Его уговаривали: телескопа нет, да и луны нет. Подвели к окну. Он молча уставился в окно, заплакал.
— Боже мой, что за жизнь!.. Луны даже нет. Дайте мне луну, найдите, Христа ради!
Кое-как его успокоили, он начал быстро трезветь.
Я вышел. В вечном бездыханном покое лежало густо насыщенное мраком кладбище. В безмолвном одиночестве стыли могильные холмы. Подо мной тлели тела, одетые червями, груды костей, оскаленных черепов. Из открытых окон доносились смех, песни, скрипка, крики. Я вспомнил удивительные слова из Екклезиаста: «Кто находится между живыми, тому есть ещё надежда, так как и псу живому лучше, нежели мёртвому льву. Живые знают, что умрут, а мёртвые ничего не знают, и уже нет им воздаяния, потому что и память о них предана забвению, и любовь их, и ненависть их, и ревность их уже исчезли, и нет им более части во веки веков ни в чём, что делается под солнцем».

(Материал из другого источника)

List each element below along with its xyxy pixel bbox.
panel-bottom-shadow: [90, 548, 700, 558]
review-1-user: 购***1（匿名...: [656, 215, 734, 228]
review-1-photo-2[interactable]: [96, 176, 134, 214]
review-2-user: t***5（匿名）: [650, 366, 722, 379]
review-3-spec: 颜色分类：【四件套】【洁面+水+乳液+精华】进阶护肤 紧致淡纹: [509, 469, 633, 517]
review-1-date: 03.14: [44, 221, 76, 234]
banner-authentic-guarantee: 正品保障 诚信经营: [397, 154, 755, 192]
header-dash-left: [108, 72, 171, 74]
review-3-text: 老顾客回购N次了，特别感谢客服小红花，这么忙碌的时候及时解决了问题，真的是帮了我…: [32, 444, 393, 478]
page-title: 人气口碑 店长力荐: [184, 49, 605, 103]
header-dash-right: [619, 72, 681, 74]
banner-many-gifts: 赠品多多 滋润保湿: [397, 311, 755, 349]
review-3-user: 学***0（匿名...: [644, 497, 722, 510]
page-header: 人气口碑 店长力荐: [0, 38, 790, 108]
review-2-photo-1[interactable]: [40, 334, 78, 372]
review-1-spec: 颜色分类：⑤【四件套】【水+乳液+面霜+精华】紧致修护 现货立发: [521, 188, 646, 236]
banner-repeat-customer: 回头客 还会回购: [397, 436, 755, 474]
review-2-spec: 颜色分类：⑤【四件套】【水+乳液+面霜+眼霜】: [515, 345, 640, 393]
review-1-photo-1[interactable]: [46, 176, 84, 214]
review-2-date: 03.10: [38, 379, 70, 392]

Я всмотрелся в убогие кресты, в покосившиеся ограды и памятники, в безыменные могилы, в ничтожные, ничего не говорящие надписи. «Нет им воздаяния». Как грустны наши кладбища! В Древнем Египте воздвигали пирамиды, высокое и неведомое нам искусство бальзамирования свидетельствовало о глубоком уважении к предкам, об упорном и напряжённом желании сохранить и передать память о себе в грядущее. В Китае божки, насчитывающие семьсот — восемьсот лет, не признаются древностью. У нас нет истории. Наши кладбища — небрежные, непрочные записи об ушедших. Какая жуткая, обидная, ненужная жизнь!

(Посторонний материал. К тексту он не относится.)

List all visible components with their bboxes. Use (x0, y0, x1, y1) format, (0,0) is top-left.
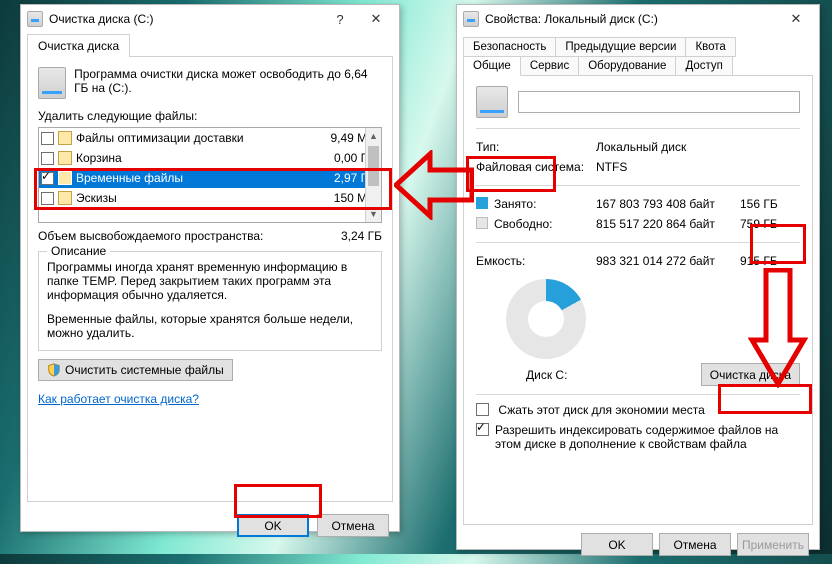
tab-general[interactable]: Общие (463, 56, 521, 76)
tab-quota[interactable]: Квота (685, 37, 735, 57)
delete-label: Удалить следующие файлы: (38, 109, 382, 123)
list-item[interactable]: Файлы оптимизации доставки 9,49 МБ (39, 128, 381, 148)
description-text-2: Временные файлы, которые хранятся больше… (47, 312, 373, 340)
checkbox[interactable] (41, 152, 54, 165)
drive-icon (38, 67, 66, 99)
compress-checkbox[interactable] (476, 403, 489, 416)
capacity-bytes: 983 321 014 272 байт (596, 254, 740, 268)
used-label: Занято: (494, 197, 536, 211)
cancel-button[interactable]: Отмена (317, 514, 389, 537)
freeing-label: Объем высвобождаемого пространства: (38, 229, 263, 243)
description-group: Описание Программы иногда хранят временн… (38, 251, 382, 351)
drive-properties-dialog: Свойства: Локальный диск (C:) ✕ Безопасн… (456, 4, 820, 550)
close-button[interactable]: ✕ (779, 8, 813, 30)
used-gb: 156 ГБ (740, 197, 800, 211)
disk-cleanup-button[interactable]: Очистка диска (701, 363, 800, 386)
tab-previous-versions[interactable]: Предыдущие версии (555, 37, 686, 57)
disk-cleanup-dialog: Очистка диска (C:) ? ✕ Очистка диска Про… (20, 4, 400, 532)
drive-icon (27, 11, 43, 27)
shield-icon (47, 363, 61, 377)
clean-system-files-button[interactable]: Очистить системные файлы (38, 359, 233, 381)
ok-button[interactable]: OK (581, 533, 653, 556)
disk-name: Диск C: (526, 368, 567, 382)
capacity-gb: 915 ГБ (740, 254, 800, 268)
list-item[interactable]: Временные файлы 2,97 ГБ (39, 168, 381, 188)
tab-sharing[interactable]: Доступ (675, 56, 732, 76)
free-color-icon (476, 217, 488, 229)
type-value: Локальный диск (596, 140, 800, 154)
item-name: Корзина (76, 151, 305, 165)
tab-tools[interactable]: Сервис (520, 56, 579, 76)
titlebar[interactable]: Свойства: Локальный диск (C:) ✕ (457, 5, 819, 33)
indexing-checkbox[interactable] (476, 423, 489, 436)
file-icon (58, 131, 72, 145)
ok-button[interactable]: OK (237, 514, 309, 537)
usage-pie-chart (506, 279, 586, 359)
scroll-down-icon[interactable]: ▼ (366, 206, 381, 222)
indexing-label: Разрешить индексировать содержимое файло… (495, 423, 800, 451)
tab-security[interactable]: Безопасность (463, 37, 556, 57)
free-label: Свободно: (494, 217, 553, 231)
checkbox[interactable] (41, 172, 54, 185)
item-name: Временные файлы (76, 171, 305, 185)
file-icon (58, 171, 72, 185)
free-bytes: 815 517 220 864 байт (596, 217, 740, 231)
drive-icon (463, 11, 479, 27)
group-title: Описание (47, 244, 110, 258)
checkbox[interactable] (41, 192, 54, 205)
scroll-up-icon[interactable]: ▲ (366, 128, 381, 144)
item-name: Эскизы (76, 191, 305, 205)
how-it-works-link[interactable]: Как работает очистка диска? (38, 392, 199, 406)
cancel-button[interactable]: Отмена (659, 533, 731, 556)
window-title: Очистка диска (C:) (49, 12, 154, 26)
list-item[interactable]: Эскизы 150 МБ (39, 188, 381, 208)
file-icon (58, 151, 72, 165)
volume-name-input[interactable] (518, 91, 800, 113)
scrollbar[interactable]: ▲ ▼ (365, 128, 381, 222)
used-color-icon (476, 197, 488, 209)
titlebar[interactable]: Очистка диска (C:) ? ✕ (21, 5, 399, 33)
fs-label: Файловая система: (476, 160, 596, 174)
capacity-label: Емкость: (476, 254, 596, 268)
file-list[interactable]: Файлы оптимизации доставки 9,49 МБ Корзи… (38, 127, 382, 223)
used-bytes: 167 803 793 408 байт (596, 197, 740, 211)
free-gb: 759 ГБ (740, 217, 800, 231)
freeing-value: 3,24 ГБ (341, 229, 382, 243)
tab-cleanup[interactable]: Очистка диска (27, 34, 130, 57)
file-icon (58, 191, 72, 205)
close-button[interactable]: ✕ (359, 8, 393, 30)
apply-button[interactable]: Применить (737, 533, 809, 556)
help-button[interactable]: ? (323, 8, 357, 30)
button-label: Очистить системные файлы (65, 363, 224, 377)
scroll-thumb[interactable] (368, 146, 379, 186)
window-title: Свойства: Локальный диск (C:) (485, 12, 658, 26)
type-label: Тип: (476, 140, 596, 154)
checkbox[interactable] (41, 132, 54, 145)
tab-hardware[interactable]: Оборудование (578, 56, 676, 76)
fs-value: NTFS (596, 160, 800, 174)
compress-label: Сжать этот диск для экономии места (498, 403, 704, 417)
list-item[interactable]: Корзина 0,00 ГБ (39, 148, 381, 168)
item-name: Файлы оптимизации доставки (76, 131, 305, 145)
intro-text: Программа очистки диска может освободить… (74, 67, 382, 99)
description-text: Программы иногда хранят временную информ… (47, 260, 373, 302)
drive-icon (476, 86, 508, 118)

Небо очистилось от туч. Звёзды кипели в голубой беспредельности, их блеск был непостижим и бессмертен.
Я снова вошёл в дом. Стол отодвинули к стене. Мелиоранский пустился в пляс. Навстречу ему, помахивая платочком, вышла раскрасневшаяся матушка. Выбивая дробь каблуками, в обтянутых синих диагоналевых брюках со штрипками, не сводя с матушки выпуклых и откровенных глаз, Мелиоранский заскакал, затопал, завертелся по комнате. Закинув голову, обнажив чистый ряд зубов, блистая открытой, крутой шеей, влажными губами дразнила его матушка, уплывая и снова приближаясь к нему.
Раззадоренный отец Христофор снял парусиновый подрясник, тряхнул длинными волосами, они рассыпались по плечам.

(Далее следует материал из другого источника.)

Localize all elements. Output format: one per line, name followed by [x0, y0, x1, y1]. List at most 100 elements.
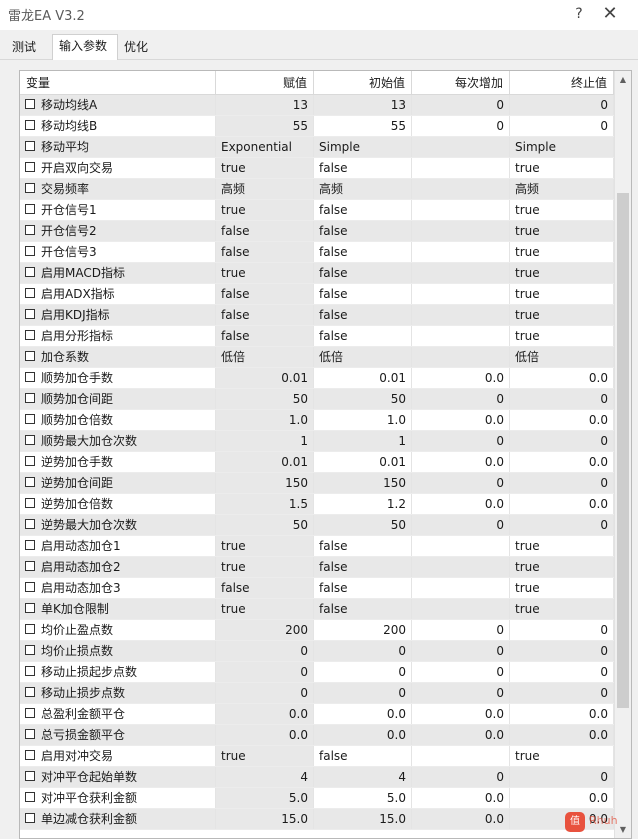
vertical-scrollbar[interactable]: ▲ ▼: [614, 71, 631, 838]
stop-cell[interactable]: 0.0: [510, 725, 614, 745]
start-cell[interactable]: 1: [314, 431, 412, 451]
table-row[interactable]: 逆势加仓间距 150 150 0 0: [20, 473, 614, 494]
value-cell[interactable]: false: [216, 305, 314, 325]
stop-cell[interactable]: true: [510, 557, 614, 577]
value-cell[interactable]: true: [216, 200, 314, 220]
value-cell[interactable]: 13: [216, 95, 314, 115]
table-row[interactable]: 启用分形指标 false false true: [20, 326, 614, 347]
step-cell[interactable]: [412, 221, 510, 241]
optimize-checkbox[interactable]: [25, 288, 35, 298]
step-cell[interactable]: [412, 578, 510, 598]
step-cell[interactable]: [412, 242, 510, 262]
step-cell[interactable]: [412, 305, 510, 325]
value-cell[interactable]: 150: [216, 473, 314, 493]
optimize-checkbox[interactable]: [25, 162, 35, 172]
step-cell[interactable]: 0: [412, 662, 510, 682]
table-row[interactable]: 移动止损起步点数 0 0 0 0: [20, 662, 614, 683]
table-row[interactable]: 启用动态加仓2 true false true: [20, 557, 614, 578]
value-cell[interactable]: 0.01: [216, 368, 314, 388]
table-row[interactable]: 开仓信号2 false false true: [20, 221, 614, 242]
value-cell[interactable]: 0: [216, 641, 314, 661]
table-row[interactable]: 对冲平仓起始单数 4 4 0 0: [20, 767, 614, 788]
optimize-checkbox[interactable]: [25, 645, 35, 655]
table-row[interactable]: 启用ADX指标 false false true: [20, 284, 614, 305]
stop-cell[interactable]: true: [510, 746, 614, 766]
table-row[interactable]: 逆势最大加仓次数 50 50 0 0: [20, 515, 614, 536]
value-cell[interactable]: 低倍: [216, 347, 314, 367]
table-row[interactable]: 启用对冲交易 true false true: [20, 746, 614, 767]
stop-cell[interactable]: 0: [510, 431, 614, 451]
optimize-checkbox[interactable]: [25, 414, 35, 424]
start-cell[interactable]: 高频: [314, 179, 412, 199]
tab-test[interactable]: 测试: [6, 36, 52, 60]
start-cell[interactable]: false: [314, 326, 412, 346]
optimize-checkbox[interactable]: [25, 666, 35, 676]
table-row[interactable]: 顺势加仓倍数 1.0 1.0 0.0 0.0: [20, 410, 614, 431]
value-cell[interactable]: true: [216, 599, 314, 619]
value-cell[interactable]: 50: [216, 389, 314, 409]
start-cell[interactable]: false: [314, 578, 412, 598]
step-cell[interactable]: [412, 599, 510, 619]
stop-cell[interactable]: true: [510, 578, 614, 598]
start-cell[interactable]: 200: [314, 620, 412, 640]
stop-cell[interactable]: true: [510, 158, 614, 178]
table-row[interactable]: 顺势加仓间距 50 50 0 0: [20, 389, 614, 410]
start-cell[interactable]: 低倍: [314, 347, 412, 367]
table-row[interactable]: 开启双向交易 true false true: [20, 158, 614, 179]
stop-cell[interactable]: 0.0: [510, 494, 614, 514]
optimize-checkbox[interactable]: [25, 204, 35, 214]
optimize-checkbox[interactable]: [25, 141, 35, 151]
optimize-checkbox[interactable]: [25, 519, 35, 529]
value-cell[interactable]: Exponential: [216, 137, 314, 157]
table-row[interactable]: 移动止损步点数 0 0 0 0: [20, 683, 614, 704]
table-row[interactable]: 总亏损金额平仓 0.0 0.0 0.0 0.0: [20, 725, 614, 746]
optimize-checkbox[interactable]: [25, 771, 35, 781]
step-cell[interactable]: 0: [412, 683, 510, 703]
step-cell[interactable]: 0: [412, 641, 510, 661]
step-cell[interactable]: 0: [412, 431, 510, 451]
stop-cell[interactable]: 0: [510, 389, 614, 409]
table-row[interactable]: 启用MACD指标 true false true: [20, 263, 614, 284]
start-cell[interactable]: false: [314, 536, 412, 556]
value-cell[interactable]: 5.0: [216, 788, 314, 808]
optimize-checkbox[interactable]: [25, 456, 35, 466]
value-cell[interactable]: 高频: [216, 179, 314, 199]
optimize-checkbox[interactable]: [25, 435, 35, 445]
stop-cell[interactable]: 0.0: [510, 452, 614, 472]
stop-cell[interactable]: Simple: [510, 137, 614, 157]
value-cell[interactable]: false: [216, 221, 314, 241]
start-cell[interactable]: 0: [314, 662, 412, 682]
stop-cell[interactable]: 0: [510, 620, 614, 640]
start-cell[interactable]: false: [314, 599, 412, 619]
step-cell[interactable]: [412, 284, 510, 304]
step-cell[interactable]: 0: [412, 767, 510, 787]
start-cell[interactable]: false: [314, 263, 412, 283]
stop-cell[interactable]: 低倍: [510, 347, 614, 367]
value-cell[interactable]: true: [216, 158, 314, 178]
table-row[interactable]: 加仓系数 低倍 低倍 低倍: [20, 347, 614, 368]
start-cell[interactable]: false: [314, 746, 412, 766]
stop-cell[interactable]: 0.0: [510, 368, 614, 388]
table-row[interactable]: 启用动态加仓3 false false true: [20, 578, 614, 599]
step-cell[interactable]: [412, 326, 510, 346]
start-cell[interactable]: Simple: [314, 137, 412, 157]
value-cell[interactable]: 0.0: [216, 704, 314, 724]
column-header-stop[interactable]: 终止值: [510, 71, 614, 95]
start-cell[interactable]: false: [314, 284, 412, 304]
table-row[interactable]: 逆势加仓手数 0.01 0.01 0.0 0.0: [20, 452, 614, 473]
step-cell[interactable]: 0.0: [412, 494, 510, 514]
stop-cell[interactable]: true: [510, 221, 614, 241]
value-cell[interactable]: 200: [216, 620, 314, 640]
start-cell[interactable]: 50: [314, 389, 412, 409]
optimize-checkbox[interactable]: [25, 99, 35, 109]
table-row[interactable]: 移动平均 Exponential Simple Simple: [20, 137, 614, 158]
optimize-checkbox[interactable]: [25, 582, 35, 592]
help-icon[interactable]: ?: [567, 3, 591, 25]
step-cell[interactable]: 0.0: [412, 788, 510, 808]
stop-cell[interactable]: 0: [510, 95, 614, 115]
optimize-checkbox[interactable]: [25, 267, 35, 277]
scroll-up-arrow-icon[interactable]: ▲: [615, 71, 631, 88]
step-cell[interactable]: [412, 746, 510, 766]
stop-cell[interactable]: 0.0: [510, 704, 614, 724]
stop-cell[interactable]: 0: [510, 767, 614, 787]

— Эх, вспомяни, господи, Давида и всю кротость его! Сказано в Писании: Давид скакал и играл вокруг ковчега завета, а нам и подавно можно. Становитесь, дорогие гости. Жарь, дьякон!
Разъярённо он заплясал. Медноликий, в широких чёрных шароварах, с растрепавшимися космами, он вдруг омужичился, напружился, налился дикой силой, стал похож на зырянского идола. За ним, увлекая других, пошёл дядя Сеня, нестройно и неумело перебирая ногами; широкие, длинные брюки у него собирались гармоникой, обтрёпанная бахрома штанин попадала под каблук. Расставив нелепо ноги, сосредоточенно топтался на одном месте доктор; закружилась с Валентином Лида, розовая, немного ленивая, показывая нежные каштановые завитки волос у затылка. Митя Денисов, юля около отца Христофора, орал:
— Да здравствует революция!
— Да здравствует революция! — машинально и бессмысленно повторял отец Христофор, обливаясь потом и вдохновенно хлопая себя по рыжим и коротким голенищам. — Эх, отчебучивай, не зевай! Наяривай, не давай спуску!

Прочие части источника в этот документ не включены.